One-pot two-step enzymatic coupling of pyrimidine bases to 2-deoxy-D-ribose-5-phosphate. A new strategy in the synthesis of stable isotope labeled deoxynucleosides

The enzymatic synthesis of thymidine from 2-deoxy-D-ribose-5-phosphate is achieved, in a one-pot two-step reaction using phosphoribomutase (PRM) and commercially available thymidine phosphorylase (TP). In the first step the sugar-5-phosphate is enzymatically rearranged to α-2-deoxy-D-ribose-1-phosphate. Highly active PRM is easily obtained from genetically modified overproducing E. coli cells (12000 units/84 mg protein) and is used without further purification. In the second step thymine is coupled to the sugar-1-phosphate. The thermodynamically unfavorable equilibrium is shifted to the product by addition of MnCl2 to precipitate inorganic phosphate. In this way the overall yield of the β-anomeric pure nucleoside increases from 14 to 60%. In contrast to uracil, cytosine is not accepted by TP as a substrate. Therefore, 2′-deoxy-cytidine is obtained by functional group transformations of the enzymatically prepared 2′-deoxy-uridine. The method has been demonstrated by the synthesis of [2′,5′-13C2]- and [1′,2′,5′-13C3]thymidine as well as [1′,2′,5′-13C3]2′-deoxyuridine and [3′,4′-13C2]2′-deoxycytidine. In addition the nucleoside bases thymine and uracil are tetralabeled at the (1,3-15N2,2,4-13C2)-atomic positions. All compounds are prepared without any scrambling or dilution of the labeled material and are thus obtained with a very high isotope enrichment (96-99%). In combination with the methods that have been developed earlier it is concluded that each of the 13C- and 15N-positions and combination of positions of the pyrimidine deoxynucleosides can be efficiently labeled starting from commercially available and highly 13C- or 15N-enriched formaldehyde, acetaldehyde, acetic acid, potassium cyanide, methylamine hydrochloride, and ammonia.
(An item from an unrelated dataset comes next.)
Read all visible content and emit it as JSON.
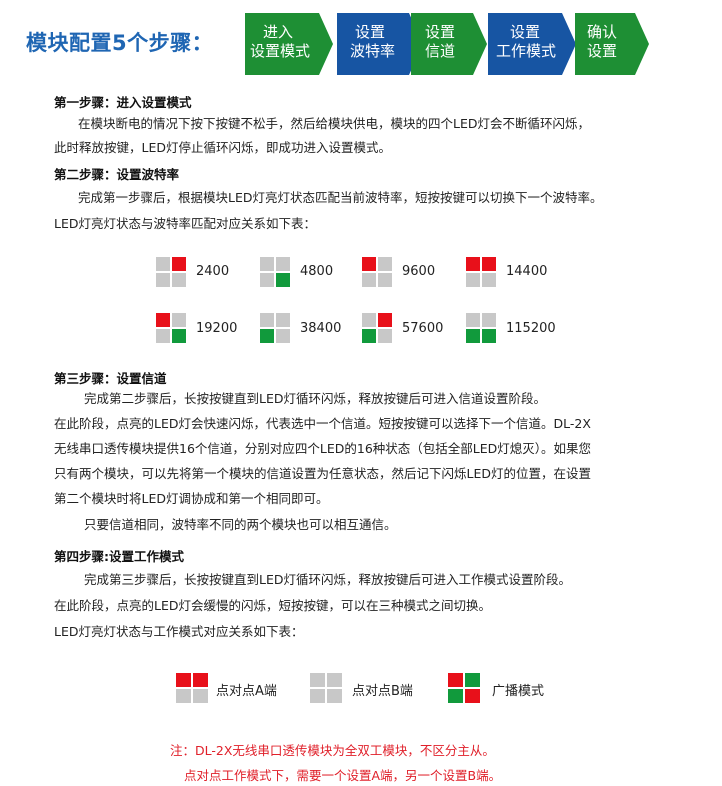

Synthesis of isotopically labelled DNA degradation products for use in mass spectrometric studies of cellular DNA damage

Thirteen substituted purines and pyrimidines bearing from three to five carbon, nitrogen and/or deuterium isotopic labels have been synthesized in yields ranging from 1 to 70%. Most of the products originate from the same small number of commercially available labelled starting materials, and in several cases one intermediate leads to two products, thus minimizing the expense and time required. The parent compounds are found in tissue as the result of DNA damage often linked with carcinogenesis and mutagenesis. The synthesized compounds serve as internal standards for the study of DNA damage using mass spectrometry.